How to Create Healthy Relationships

by Steven Kessler, MFT


These guidelines apply to all the different varieties of relationships, including friends, co-workers, lovers, etc.

First, learn about healthy boundaries.

There a many good books about boundaries available. Read several of them and do the exercises until you

  • develop your own capacities to make and enforce healthy boundaries in general
  • decide what boundaries are right for you in this particular kind of relationship
  • figure out how you will enforce those boundaries

Second, learn what safety actually feels like. 

You may not have ever experienced real safety. Many of us grew up in unsafe, even dangerous, environments and became accustomed to that, thinking that is just how things are. In our attempts to cope and create some feeling of safety, most people automatically, habitually resort to a defense strategy -- we fight or flee or accommodate or manipulate or endure or try to be perfect. In real safety, these strategies are not necessary, because your being is valued and respected to begin with. In situations of real safety, there is no need for defense. If you have no bodily experience of real safety, you need to get that, either through therapy of some other safe, holding experience. If you don't know what real safety feels like, then you don't know what a healthy relationship feels like. Without that reference point, assessing your relationships will be that much harder.

Third, when creating a new relationship with someone:

1. Assess their capacities to

  • self-soothe
  • regulate their own internal state in general
  • recognize when they are in a defense pattern and come out of it
  • control their words and actions toward others
  • control the energy they send to others (the blast of anger, the tug of need or seduction ...)
  • set and maintain their own healthy boundaries

It is your job to assess them. Do not put this task on them and then blame them for not doing it. It is your own responsibility to keep yourself safe. They may be able to describe their own capacities accurately, but then again, they may not. None of us are able to see into our own blind spots.

They don't have to be perfect. None of us is. They only have to be able to do what is needed to support the particular kind of relationship that you want to have with them. Imagine that you're about to drive your car across a bridge. The sign says “Weight limit – 1 ton.” It is your job to read the sign and compare the weight of your car to the bridge's capacity. If you overload the bridge, it will let you down. Every time.

Unless they are engaged in serious inner work, don't expect that their capacity will be different in the future than it is today. The same goes for you. Personalities and defense strategies are more likely to stay the same than to change. Trust in that, not in your fantasy of some ideal future.

2. Negotiate with them what the norms of this relationship will be.

Whether you are becoming friends, co-workers, lovers, or something else, the ways you behave towards each other now will become the ways you are allowed to behave towards each other in the future. The negotiation process may be conscious or unconscious, verbal or non-verbal, but it will take place and it will set the standards for your future interactions.

Notice in particular how power, respect, time, and space are handled in this relationship. Notice what each of you contributes and each of you receives.

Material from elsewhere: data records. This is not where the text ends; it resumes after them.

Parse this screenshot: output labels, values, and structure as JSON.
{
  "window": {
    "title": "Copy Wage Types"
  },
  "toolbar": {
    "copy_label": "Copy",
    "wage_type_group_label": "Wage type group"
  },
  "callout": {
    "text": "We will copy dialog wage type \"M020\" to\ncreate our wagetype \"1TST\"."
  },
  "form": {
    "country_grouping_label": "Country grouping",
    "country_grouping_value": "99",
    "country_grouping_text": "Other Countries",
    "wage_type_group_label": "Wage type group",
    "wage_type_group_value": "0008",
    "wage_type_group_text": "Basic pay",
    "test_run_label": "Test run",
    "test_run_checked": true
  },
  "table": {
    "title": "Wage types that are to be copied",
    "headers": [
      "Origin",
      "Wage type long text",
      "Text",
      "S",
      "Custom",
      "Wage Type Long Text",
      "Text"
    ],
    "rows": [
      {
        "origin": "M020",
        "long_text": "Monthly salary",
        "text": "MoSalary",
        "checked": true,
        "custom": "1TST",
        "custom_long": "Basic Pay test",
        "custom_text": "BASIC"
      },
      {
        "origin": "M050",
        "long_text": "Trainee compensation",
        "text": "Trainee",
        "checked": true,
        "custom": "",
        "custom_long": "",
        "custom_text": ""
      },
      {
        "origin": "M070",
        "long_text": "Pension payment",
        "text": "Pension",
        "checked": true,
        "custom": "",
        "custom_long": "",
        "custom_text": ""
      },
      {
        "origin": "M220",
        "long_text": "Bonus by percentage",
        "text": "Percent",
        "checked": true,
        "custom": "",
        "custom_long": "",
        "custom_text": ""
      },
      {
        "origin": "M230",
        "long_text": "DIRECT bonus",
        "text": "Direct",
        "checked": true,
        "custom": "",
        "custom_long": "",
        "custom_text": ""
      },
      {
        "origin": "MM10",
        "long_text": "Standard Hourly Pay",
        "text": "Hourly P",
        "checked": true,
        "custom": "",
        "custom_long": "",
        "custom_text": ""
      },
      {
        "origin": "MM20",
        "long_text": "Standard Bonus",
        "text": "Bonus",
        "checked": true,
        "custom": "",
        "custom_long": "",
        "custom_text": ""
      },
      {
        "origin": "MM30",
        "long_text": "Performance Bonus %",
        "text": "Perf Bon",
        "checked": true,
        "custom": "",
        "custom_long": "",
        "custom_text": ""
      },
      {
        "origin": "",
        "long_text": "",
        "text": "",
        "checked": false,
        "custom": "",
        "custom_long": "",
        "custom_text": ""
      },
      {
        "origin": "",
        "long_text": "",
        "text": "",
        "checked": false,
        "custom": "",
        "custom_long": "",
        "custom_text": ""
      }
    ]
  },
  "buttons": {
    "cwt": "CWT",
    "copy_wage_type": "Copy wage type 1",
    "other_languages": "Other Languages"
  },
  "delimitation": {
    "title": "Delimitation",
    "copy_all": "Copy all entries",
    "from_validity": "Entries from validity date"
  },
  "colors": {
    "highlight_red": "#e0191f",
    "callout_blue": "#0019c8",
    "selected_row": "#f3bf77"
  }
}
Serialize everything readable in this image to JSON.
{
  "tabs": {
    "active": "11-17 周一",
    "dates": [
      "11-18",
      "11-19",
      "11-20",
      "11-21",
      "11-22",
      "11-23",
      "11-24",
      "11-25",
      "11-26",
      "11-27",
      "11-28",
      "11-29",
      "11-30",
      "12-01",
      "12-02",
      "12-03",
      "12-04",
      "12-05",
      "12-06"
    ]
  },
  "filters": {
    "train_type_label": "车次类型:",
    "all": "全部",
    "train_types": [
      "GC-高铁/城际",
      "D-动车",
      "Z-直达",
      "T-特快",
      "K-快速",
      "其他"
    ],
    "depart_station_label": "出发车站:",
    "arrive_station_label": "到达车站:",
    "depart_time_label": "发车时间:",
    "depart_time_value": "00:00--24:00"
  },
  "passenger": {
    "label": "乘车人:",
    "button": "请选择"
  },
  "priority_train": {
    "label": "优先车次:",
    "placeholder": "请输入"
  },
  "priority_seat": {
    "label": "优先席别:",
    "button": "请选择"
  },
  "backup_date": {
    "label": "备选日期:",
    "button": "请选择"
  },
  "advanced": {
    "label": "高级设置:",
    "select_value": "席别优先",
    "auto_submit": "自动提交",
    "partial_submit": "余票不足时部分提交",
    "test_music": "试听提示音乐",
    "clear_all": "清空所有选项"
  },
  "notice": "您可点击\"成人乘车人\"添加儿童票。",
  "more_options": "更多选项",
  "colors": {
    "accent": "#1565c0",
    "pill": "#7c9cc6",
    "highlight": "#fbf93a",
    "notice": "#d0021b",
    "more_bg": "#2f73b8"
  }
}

  • When, where, and how are each of you available to the other? Who decides?
  • How do each of you express your needs and wants? How does the other respond?
  • How do the two of you handle misunderstandings, differences and conflicts?
  • How are decisions made? Who makes them?

Again, unless the two of you are engaged in serious inner work and growth, the ways you interact today probably predict the ways you will interact tomorrow. The way the two of you resolve (or don't resolve) your first disagreement is a good indicator of what is likely to happen following future disagreements. Unless you each take action to change yourselves, the limitations you each have today will still be there tomorrow.

If you want the other person to change in some way, ask them (don't command or manipulate or threaten). They may be willing; they may not. They may be able; they may not. Be prepared for a 'no', or “I can't”, or “I don't know how”. This is their decision. Consider what you are doing that contributes to the problem, and offer to change your part. For more specifics, see my article “Communication 101”.

3. As you get to know them, and only to the degree that you have established a healthy relationship and feel safe with them, gradually begin to open up and be more vulnerable.

Do not lead with vulnerability, hoping that it will make them love you, want you, or take care of you. Open this door only to the degree that you have determined that this person is capable of the sort of relationship you desire and after the two of you have negotiated a set of norms for the relationship that you deem to be healthy for you.